Ukraine und Russland Keine Waffenruhe in Sicht
Das erste direkte Treffen seit mehr als drei Jahren: Vertreter der Ukraine und Russlands haben sich in Istanbul getroffen - wenn auch nur kurz. Russland zeigt sich zufrieden, die Ukraine spricht von "unannehmbaren" Forderungen.

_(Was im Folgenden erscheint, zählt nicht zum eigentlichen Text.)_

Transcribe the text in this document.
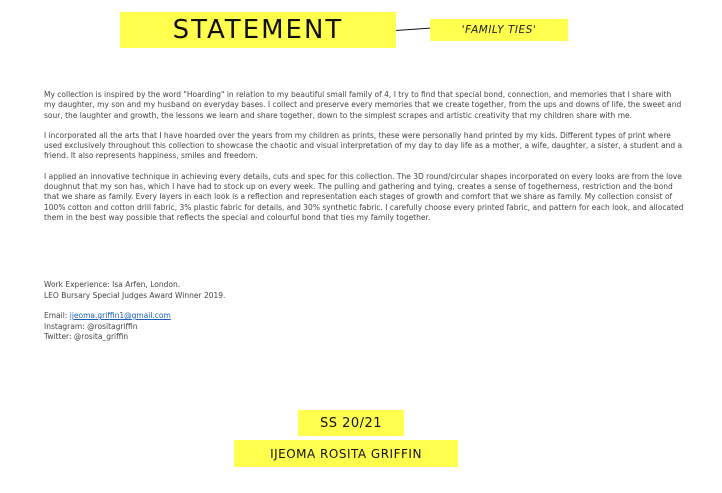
STATEMENT	'FAMILY TIES'

My collection is inspired by the word "Hoarding" in relation to my beautiful small family of 4, I try to find that special bond, connection, and memories that I share with my daughter, my son and my husband on everyday bases. I collect and preserve every memories that we create together, from the ups and downs of life, the sweet and sour, the laughter and growth, the lessons we learn and share together, down to the simplest scrapes and artistic creativity that my children share with me.

I incorporated all the arts that I have hoarded over the years from my children as prints, these were personally hand printed by my kids. Different types of print where used exclusively throughout this collection to showcase the chaotic and visual interpretation of my day to day life as a mother, a wife, daughter, a sister, a student and a friend. It also represents happiness, smiles and freedom.

I applied an innovative technique in achieving every details, cuts and spec for this collection. The 3D round/circular shapes incorporated on every looks are from the love doughnut that my son has, which I have had to stock up on every week. The pulling and gathering and tying, creates a sense of togetherness, restriction and the bond that we share as family. Every layers in each look is a reflection and representation each stages of growth and comfort that we share as family. My collection consist of 100% cotton and cotton drill fabric, 3% plastic fabric for details, and 30% synthetic fabric. I carefully choose every printed fabric, and pattern for each look, and allocated them in the best way possible that reflects the special and colourful bond that ties my family together.

Work Experience: Isa Arfen, London.
LEO Bursary Special Judges Award Winner 2019.
Email: ijeoma.griffin1@gmail.com
Instagram: @rositagriffin
Twitter: @rosita_griffin
SS 20/21
IJEOMA ROSITA GRIFFIN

Ein Gespräch ohne Vorbedingungen, so hatte es Präsident Putin angekündigt. Und wollte damit auch gleich mal klarstellen: Es braucht keine Waffenruhe und erst recht keine Ultimaten, um Verhandlungen zu starten. Aus russischer Sicht ist dennoch klar: Für einen möglichen Frieden gibt es Gegebenheiten, die gar nicht mehr verhandelbar sind, sondern die die Welt und die Ukraine hinnehmen müssen.

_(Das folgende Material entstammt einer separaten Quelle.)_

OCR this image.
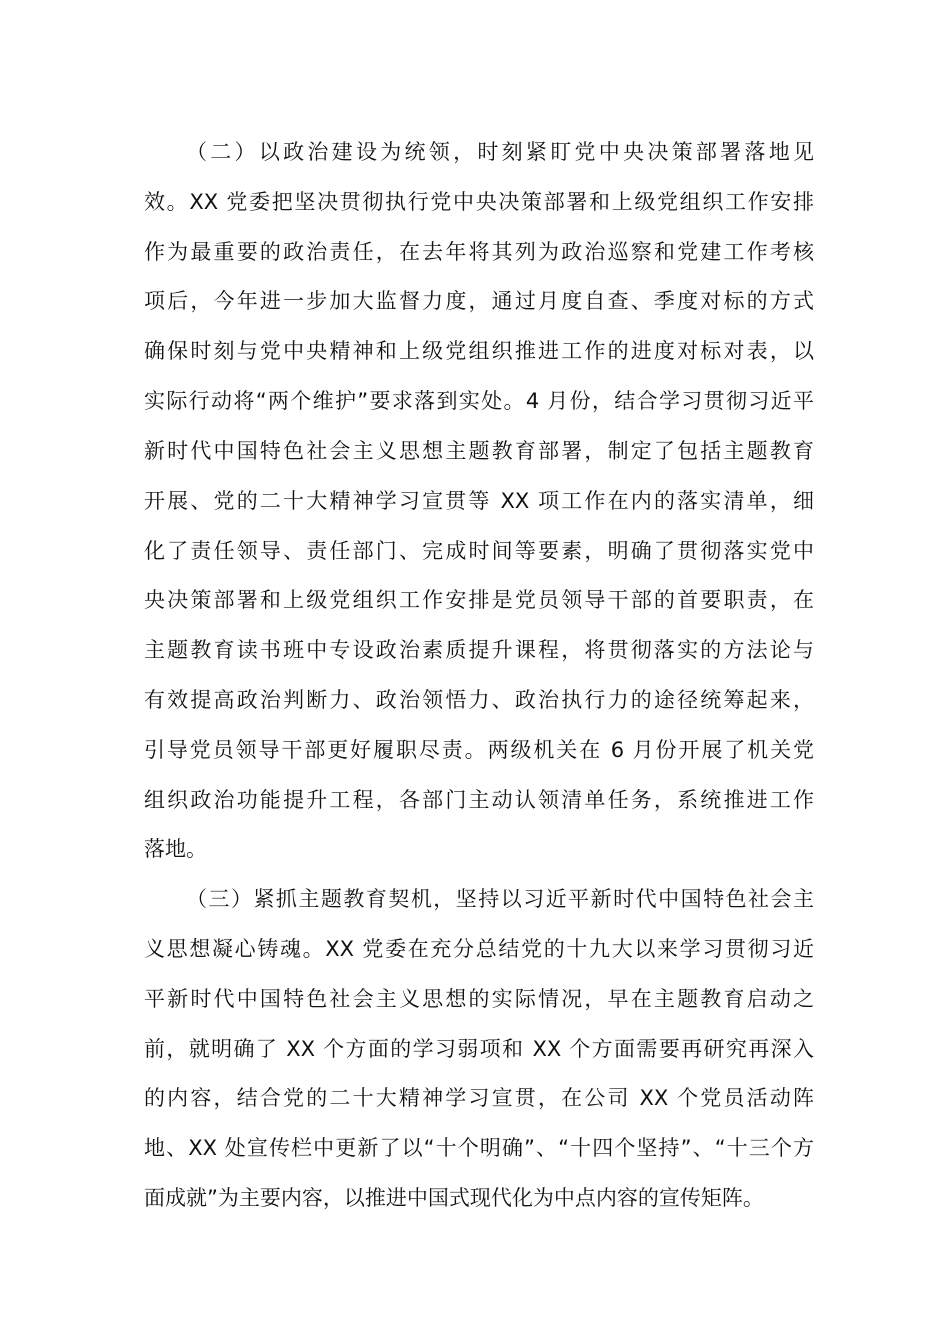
（二）以政治建设为统领，时刻紧盯党中央决策部署落地见
效。XX 党委把坚决贯彻执行党中央决策部署和上级党组织工作安排
作为最重要的政治责任，在去年将其列为政治巡察和党建工作考核
项后，今年进一步加大监督力度，通过月度自查、季度对标的方式
确保时刻与党中央精神和上级党组织推进工作的进度对标对表，以
实际行动将“两个维护”要求落到实处。4 月份，结合学习贯彻习近平
新时代中国特色社会主义思想主题教育部署，制定了包括主题教育
开展、党的二十大精神学习宣贯等 XX 项工作在内的落实清单，细
化了责任领导、责任部门、完成时间等要素，明确了贯彻落实党中
央决策部署和上级党组织工作安排是党员领导干部的首要职责，在
主题教育读书班中专设政治素质提升课程，将贯彻落实的方法论与
有效提高政治判断力、政治领悟力、政治执行力的途径统筹起来，
引导党员领导干部更好履职尽责。两级机关在 6 月份开展了机关党
组织政治功能提升工程，各部门主动认领清单任务，系统推进工作
落地。
（三）紧抓主题教育契机，坚持以习近平新时代中国特色社会主
义思想凝心铸魂。XX 党委在充分总结党的十九大以来学习贯彻习近
平新时代中国特色社会主义思想的实际情况，早在主题教育启动之
前，就明确了 XX 个方面的学习弱项和 XX 个方面需要再研究再深入
的内容，结合党的二十大精神学习宣贯，在公司 XX 个党员活动阵
地、XX 处宣传栏中更新了以“十个明确”、“十四个坚持”、“十三个方
面成就”为主要内容，以推进中国式现代化为中点内容的宣传矩阵。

In Schlips und Anzug erscheint die russische Delegation im Präsidialgebäude in Istanbul. Ihr gegenüber sitzen die ukrainischen Verhandlungspartner, die meisten in militärischer Uniform. Denn in ihrem Land herrscht Krieg, seit mehr als drei Jahren, verteidigt sich die Ukraine gegen den Aggressor Russland.
Zu Gast in der Türkei
Zur Begrüßung wendet sich der Gastgeber Türkei an beide Delegationen. Es gäbe zwei Wege, die die Ukraine und Russland beschreiten könnten: "Der eine Weg wird einen Prozess in Gang setzen, der uns zum Frieden führt", sagte der türkische Außenminister Hakan Fidan. Der andere Weg werde zu noch mehr Zerstörung und Verlust von Menschenleben führen. Beide Seiten würden selbst entscheiden, welchen Weg sie nun wählten. Die Verhandlungen waren also für beide Seiten eröffnet: Die Presse musste draußen bleiben.
Im Kern kein Ergebnis - aber es soll weitergehen
Keine zwei Stunden später: Erste Meldungen, dass die Gespräche vorüber seien. Die russische Delegation zeigt sich zufrieden und sei bereit, weitere Verhandlungen fortzuführen, sagte Wladimir Medinski, ein Berater von Putin, der die russische Delegation in Istanbul anführte. Und: Beide Seiten haben sich auf einen Gefangenaustausch verständigt: Jeweils 1.000 Kriegsgefangene auf beiden Seiten, es wäre der größte Gefangenenaustausch bislang.
Auch die ukrainische Seite wollte keine Details der Verhandlungen offen legen. Stellte aber fest, dass es bei dem Gespräch ohne Vorbedingungen am Ende doch zahlreiche Forderungen gab, die "unannehmbar" seien, wie es Heorhii Tykhyi im Anschluss ausrückte, der Sprecher des ukrainischen Außenministeriums: "Aber darauf waren wir vorbereitet."
Nun europäische Sanktionen? Moskau zeigt sich unbeeindruckt
Präsident Putin hat sich über die Europäer vor kurzem noch lustig gemacht: Vor einer Runde von Wirtschaftswissenschaftlern sagte er, diese "Schwachköpfe" in der Europäischen Union würden sich damit doch nur selbst schaden. Russland sei an Sanktionen gewohnt und sei darauf vorbereitet.
Über Bedingungen für eine Waffenruhe könne man diskutieren, hieß es von russischer Seite heute aus Moskau. Im russischen Staatsfernsehen sieht Delegationsleiter Medinski das aber ganz anders: "Zuerst Waffenruhe und dann Verhandlungen über den Frieden" - das sagten Leute, die überhaupt keine Ahnung von Geschichte hätten, so Medinski. In der Regel fänden Krieg und Verhandlungen immer gleichzeitig statt.
Was aus russischer Sicht bedeutet, dass der Plan für ein europäisch-ukrainisches Ultimatum an Russland gescheitert ist. Wann und wo die Ukraine und Russland erneut direkte Gespräche fortführen werden, wurde heute nicht festgelegt.